Important Components in DWDM System

Dense wavelength division multiplexing (DWDM) is one of the most recent and important technologies in the development of fiber optic transmission technology. Its most obvious advantage is the ability to provide potentially unlimited transmission capacity. In a DWDM system, there are four important components, which are optical transmitter/receiver, DWDM Mux/Demux filter, optical add/drop multiplexer (OADM) and optical amplifier. This article will give an introduction to these four components respectively.
Optical Transmitter/Receiver (Transceiver)
As a highly important part in the DWDM system, the optical transmitter/receiver is responsible for providing source signals and receiving signals. Multiple optical transmitters are used as the light sources in a DWDM system. The lasers on the transmit side create pulses of light. Each light pulse has an exact wavelength which shall be precise and stable.

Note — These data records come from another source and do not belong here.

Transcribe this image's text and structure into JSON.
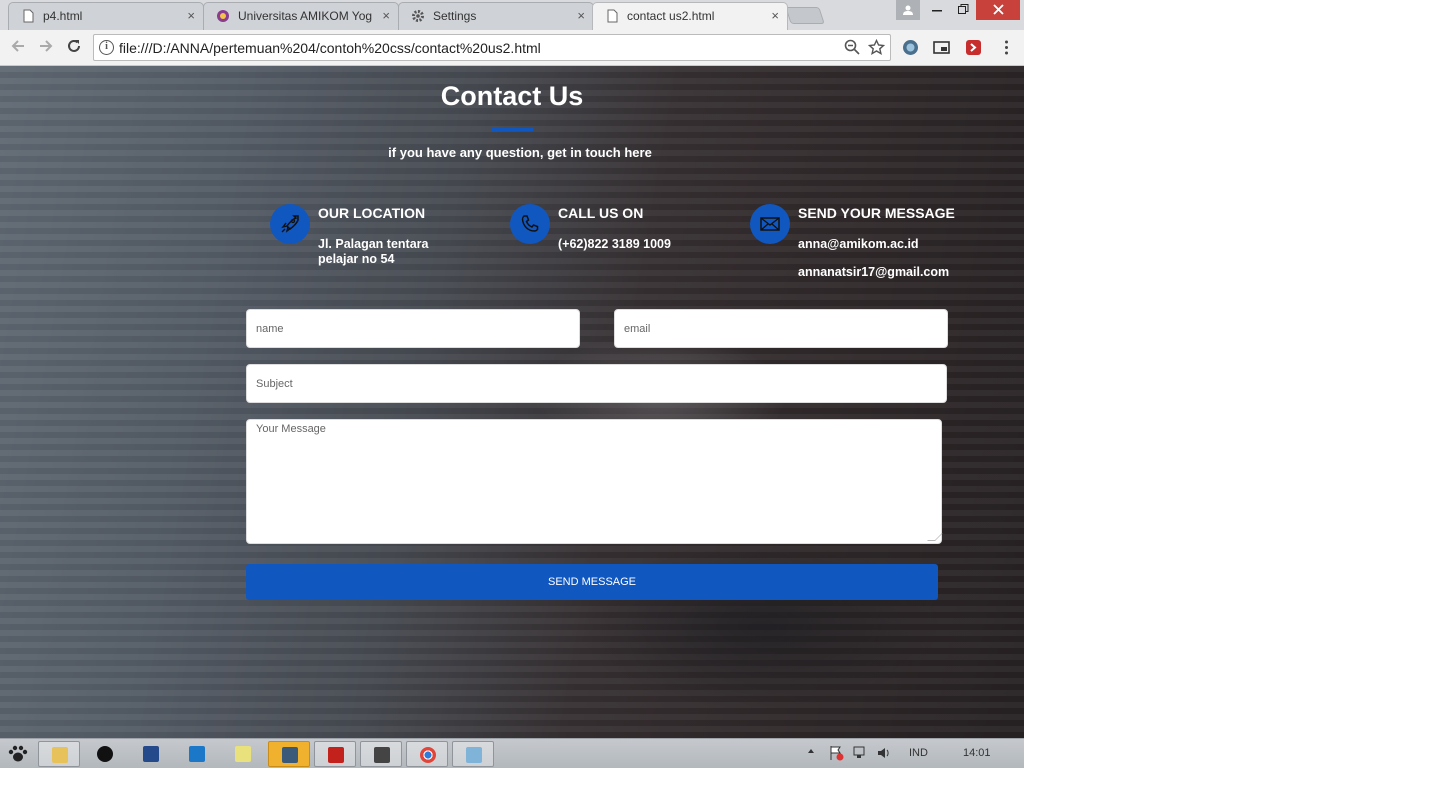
{
  "browser": {
    "tabs": [
      {
        "title": "p4.html",
        "active": false,
        "favicon": "document-icon"
      },
      {
        "title": "Universitas AMIKOM Yog",
        "active": false,
        "favicon": "amikom-logo-icon"
      },
      {
        "title": "Settings",
        "active": false,
        "favicon": "gear-icon"
      },
      {
        "title": "contact us2.html",
        "active": true,
        "favicon": "document-icon"
      }
    ],
    "tab_close_glyph": "×",
    "url": "file:///D:/ANNA/pertemuan%204/contoh%20css/contact%20us2.html"
  },
  "page": {
    "title": "Contact Us",
    "subtitle": "if you have any question, get in touch here",
    "accent_color": "#1157c0",
    "info": [
      {
        "icon": "rocket-icon",
        "heading": "OUR LOCATION",
        "lines": [
          "Jl. Palagan tentara",
          "pelajar no 54"
        ]
      },
      {
        "icon": "phone-icon",
        "heading": "CALL US ON",
        "lines": [
          "(+62)822 3189 1009"
        ]
      },
      {
        "icon": "envelope-icon",
        "heading": "SEND YOUR MESSAGE",
        "lines": [
          "anna@amikom.ac.id",
          "annanatsir17@gmail.com"
        ]
      }
    ],
    "form": {
      "name_placeholder": "name",
      "email_placeholder": "email",
      "subject_placeholder": "Subject",
      "message_placeholder": "Your Message",
      "submit_label": "SEND MESSAGE"
    }
  },
  "taskbar": {
    "language": "IND",
    "clock": "14:01"
  }
}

As the development of fiber optic transmission technology, the optical transmitter/receiver has been gradually replaced by the optical transceiver. Optical transceiver is a device comprising both a transmitter and a receiver which are combined and share common circuitry or a single housing. There is another device named transponder used in the DWDM system sometimes. It has the similar principle with the optical transceiver. Both optical transceivers and transponders have the function of optical-electrical-optical (O-E-O) conversion. The main difference between them is that the interface of optical transceivers is serial, while the interface of transponders is parallel.
DWDM Mux/Demux Filters
It is known to us that multiple wavelengths created by multiple transmitters operates on different fibers. The role of optical filter (multiplexer filter) is to combine these multiple wavelengths onto one fiber. The output signal of an optical multiplexer is referred to as a composite signal. Then an optical drop filter (demultiplexer) at the receiving end performs the function of separating out all the individual wavelengths of the composite signal to individual fibers. One thing needed to be noted is that the demultiplexing process should be done before the light is detected. The following figure shows a bidirectional DWDM operation. N light pulses of N different wavelengths carried by N different fibers are combined by a DWDM Mux. A DWDM Demux receives the composite signal and separates each of the N component signals and passes each to a fiber.

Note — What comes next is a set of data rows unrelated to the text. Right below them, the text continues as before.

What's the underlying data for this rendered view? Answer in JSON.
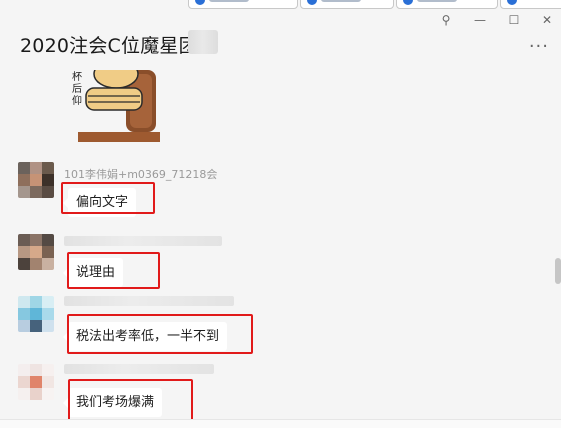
{
  "window": {
    "title": "2020注会C位魔星团",
    "controls": {
      "pin": "⚲",
      "minimize": "—",
      "maximize": "☐",
      "close": "✕"
    },
    "more": "···"
  },
  "messages": [
    {
      "sender": "101李伟娟+m0369_71218会",
      "text": "偏向文字"
    },
    {
      "sender": "",
      "text": "说理由"
    },
    {
      "sender": "",
      "text": "税法出考率低，一半不到"
    },
    {
      "sender": "",
      "text": "我们考场爆满"
    }
  ],
  "sticker": {
    "caption": "杯后仰"
  }
}
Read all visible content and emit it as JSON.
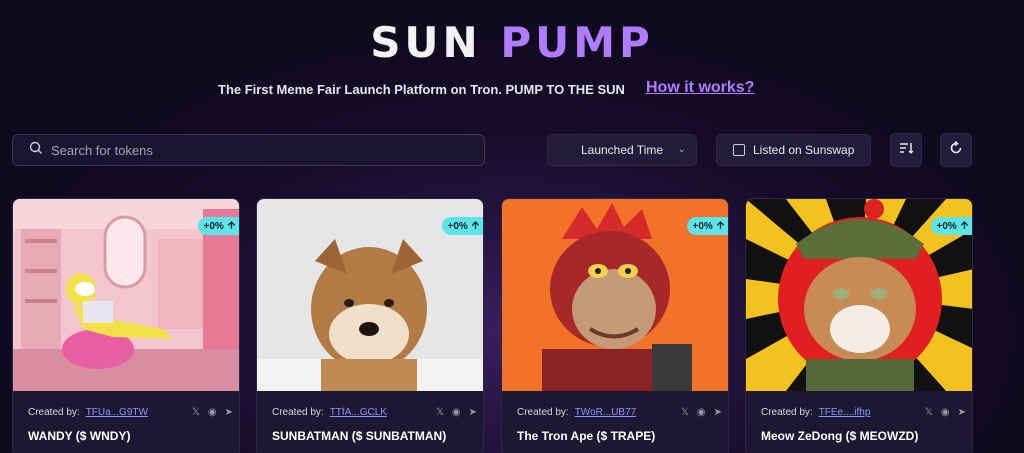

bidirectional DWDM operation
DWDM OADM
In the DWDM system, there is an area in which multiple wavelengths exist between multiplexing and demultiplexing points. And it is desirable that one or more wavelengths at some point along this span can be added or dropped. The OADM is designed for this function. Rather than combining or separating all wavelengths, the OADM can remove some of the wavelengths and allow the other wavelengths to pass on. The following figure shows the add-drop process of OADM ("Amp" represents for amplification, "λ" represents for wavelength).
the add-drop process of OADM
Optical Amplifier
Since the DWDM system is for long transmission links, the signals must be amplified after a certain fiber length. As a kind of “in-fiber” device, optical amplifier boosts the amplitude or add gain to optical signals passing on a fiber through the way of directly stimulating the photons of the signal with extra energy. Optical amplifier can amplify optical signals across a broad range of wavelengths, which is very important for DWDM system application. The commonly used in-fiber amplifier is erbium-doped fiber amplifier (EDFA).
Continuing to provide the bandwidth for large amounts of data, DWDM is now becoming the basis of all-optical networking with wavelength provisioning and mesh-based protection.